Mark V. Barrow, Jr. is a Professor and Chair of History at Virginia Tech and author of Nature's Ghost: Confronting Extinction from the Age of Jefferson to the Age of Ecology.
Peggy Daisey is a Professor of Teacher Education at Eastern Michigan University in Ypsilanti, Michigan.
Bruce R. Fehn (Ph.D., University of Wisconsin-Madison, American History) is an Associate Professor and Program Coordinator of Social Studies Education at the University of Iowa. Fehn's publications have appeared in the Journal of Women's History, Labor History, Theory and Research in Social Education, and elsewhere. Presently, he is investigating whether and how desktop documentary making provides a medium through which special education students might compose warranted, source-based accounts of past events or developments.

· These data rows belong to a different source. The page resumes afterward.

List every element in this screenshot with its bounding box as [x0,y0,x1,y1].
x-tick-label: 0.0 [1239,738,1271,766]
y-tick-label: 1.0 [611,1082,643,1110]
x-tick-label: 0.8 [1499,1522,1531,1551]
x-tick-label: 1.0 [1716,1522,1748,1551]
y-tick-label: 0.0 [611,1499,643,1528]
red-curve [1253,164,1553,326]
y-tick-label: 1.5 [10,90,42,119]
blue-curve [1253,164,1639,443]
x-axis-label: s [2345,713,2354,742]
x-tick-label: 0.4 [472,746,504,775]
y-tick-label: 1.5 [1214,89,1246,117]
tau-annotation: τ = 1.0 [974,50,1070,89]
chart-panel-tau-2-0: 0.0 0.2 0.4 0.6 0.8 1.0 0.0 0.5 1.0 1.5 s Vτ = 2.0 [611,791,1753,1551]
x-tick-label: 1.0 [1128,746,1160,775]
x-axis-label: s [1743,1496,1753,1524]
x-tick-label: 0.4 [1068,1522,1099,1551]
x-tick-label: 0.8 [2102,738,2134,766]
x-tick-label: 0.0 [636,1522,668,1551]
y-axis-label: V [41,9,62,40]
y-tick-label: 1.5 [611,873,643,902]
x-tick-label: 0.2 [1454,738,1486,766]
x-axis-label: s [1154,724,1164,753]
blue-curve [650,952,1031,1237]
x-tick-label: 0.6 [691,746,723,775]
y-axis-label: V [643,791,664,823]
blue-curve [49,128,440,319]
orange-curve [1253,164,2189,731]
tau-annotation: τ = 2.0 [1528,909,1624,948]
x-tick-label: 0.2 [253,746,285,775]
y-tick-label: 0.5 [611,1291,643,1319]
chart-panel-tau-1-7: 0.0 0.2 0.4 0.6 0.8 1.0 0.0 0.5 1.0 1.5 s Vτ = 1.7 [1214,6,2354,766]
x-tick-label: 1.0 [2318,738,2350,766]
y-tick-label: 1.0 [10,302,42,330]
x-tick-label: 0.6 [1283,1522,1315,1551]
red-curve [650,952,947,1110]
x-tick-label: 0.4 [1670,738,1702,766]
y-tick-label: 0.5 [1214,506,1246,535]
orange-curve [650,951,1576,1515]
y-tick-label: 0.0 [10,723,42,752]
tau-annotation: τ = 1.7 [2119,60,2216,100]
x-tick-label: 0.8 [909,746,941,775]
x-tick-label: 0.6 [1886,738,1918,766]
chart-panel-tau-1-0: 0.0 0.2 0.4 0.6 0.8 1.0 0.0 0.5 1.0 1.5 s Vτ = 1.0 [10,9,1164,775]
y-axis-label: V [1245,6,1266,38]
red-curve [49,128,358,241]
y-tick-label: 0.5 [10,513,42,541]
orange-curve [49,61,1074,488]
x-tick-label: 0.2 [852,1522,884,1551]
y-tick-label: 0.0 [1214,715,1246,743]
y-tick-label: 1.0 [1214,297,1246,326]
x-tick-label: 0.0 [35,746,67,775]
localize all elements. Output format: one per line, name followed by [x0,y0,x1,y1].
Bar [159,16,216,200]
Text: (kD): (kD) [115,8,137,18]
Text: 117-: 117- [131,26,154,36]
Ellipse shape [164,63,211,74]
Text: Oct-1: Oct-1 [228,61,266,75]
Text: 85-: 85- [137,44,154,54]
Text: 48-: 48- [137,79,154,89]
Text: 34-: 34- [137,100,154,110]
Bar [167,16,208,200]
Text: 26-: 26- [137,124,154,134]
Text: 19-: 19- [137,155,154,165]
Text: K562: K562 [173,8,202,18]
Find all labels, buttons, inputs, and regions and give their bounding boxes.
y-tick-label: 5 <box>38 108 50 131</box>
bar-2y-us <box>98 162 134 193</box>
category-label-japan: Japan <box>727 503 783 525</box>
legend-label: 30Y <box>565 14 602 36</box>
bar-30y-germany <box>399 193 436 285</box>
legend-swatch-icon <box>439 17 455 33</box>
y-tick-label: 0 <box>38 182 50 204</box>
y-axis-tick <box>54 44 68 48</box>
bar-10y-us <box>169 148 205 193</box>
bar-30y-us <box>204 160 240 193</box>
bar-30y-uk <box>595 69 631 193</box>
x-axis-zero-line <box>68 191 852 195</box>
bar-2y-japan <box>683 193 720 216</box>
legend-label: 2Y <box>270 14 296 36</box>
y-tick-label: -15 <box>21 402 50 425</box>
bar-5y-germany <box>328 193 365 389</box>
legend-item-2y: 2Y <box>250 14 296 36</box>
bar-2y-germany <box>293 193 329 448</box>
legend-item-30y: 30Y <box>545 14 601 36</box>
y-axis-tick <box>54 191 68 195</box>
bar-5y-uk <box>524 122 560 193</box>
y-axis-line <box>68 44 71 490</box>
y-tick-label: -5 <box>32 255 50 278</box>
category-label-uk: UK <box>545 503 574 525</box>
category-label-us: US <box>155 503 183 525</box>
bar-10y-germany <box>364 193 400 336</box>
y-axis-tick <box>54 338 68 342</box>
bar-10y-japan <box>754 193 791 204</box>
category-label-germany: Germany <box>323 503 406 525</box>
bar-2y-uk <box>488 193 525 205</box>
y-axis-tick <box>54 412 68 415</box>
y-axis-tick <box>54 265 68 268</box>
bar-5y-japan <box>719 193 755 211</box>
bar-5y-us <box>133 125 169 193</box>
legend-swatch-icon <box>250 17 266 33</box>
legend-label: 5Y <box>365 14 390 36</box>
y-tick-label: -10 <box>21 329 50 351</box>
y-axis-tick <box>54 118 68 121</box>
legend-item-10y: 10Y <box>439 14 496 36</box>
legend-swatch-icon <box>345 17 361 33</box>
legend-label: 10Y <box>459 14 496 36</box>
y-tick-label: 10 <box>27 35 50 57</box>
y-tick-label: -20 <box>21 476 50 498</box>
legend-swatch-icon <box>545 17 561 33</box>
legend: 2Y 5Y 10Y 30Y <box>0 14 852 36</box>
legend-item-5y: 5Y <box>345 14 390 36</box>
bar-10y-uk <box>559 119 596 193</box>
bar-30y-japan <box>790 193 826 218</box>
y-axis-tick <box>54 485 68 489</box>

Kathleen W. Jones is an Associate Professor of History at Virginia Tech and author of Taming the Troublesome Child: American Families, Child Guidance, and the Limits of Psychiatric Authority.
Kathryn Jones is a Teacher of Social Studies at Huron High School in Ann Arbor, Michigan.
D. M. Leeson is an Assistant Professor of Modern European History at Laurentian University in Sudbury, Ontario, Canada. His first book, The Black and Tans: British Police and Auxiliaries in the Irish War of Independence, 1920-1, was published by Oxford University Press in 2011.
Troy R. E. Paddock (Ph.D., University of California at Berkeley) is a Professor of EuropeanHistory at Southern Connecticut State University. He has taught courses in Western Civilization, nineteenth- and twentieth-century Europe, and historical methodology. He has published on propaganda and the First World War.
Gabe Schroeder is a student at St. Joseph High School in Natrona Heights, Pennsylvania, and placed first in the Senior Division of the 2011 National History Day Historical Paper Competition.
James E. Schul (Ph.D., University of Iowa, Social Studies Education) is an Assistant Professor of Education at Ohio Northern University. Schul has published articles in The International Journal of Technology in Teaching and Learning, THEN, The Social Studies, and elsewhere. He is currently studying how and why desktop documentary making is employed by history teachers in a general education setting.
Catherine K. Shortell earned her B.S. in History and Secondary Education in 2009 at Southern Connecticut State University, where she completed her honors thesis in modern German History under the advisement of Dr. Troy Paddock. Currently, she teaches Contemporary Global Issues and Technology in Wallingford Adult Education's High School Credit Diploma program, and she is designing the curricula for Twentieth-Century Global History and History of Technology.
Robert P. Stephens is an Associate Professor of History at Virginia Tech and author of Germans on Drugs: The Complications of Modernization in Hamburg.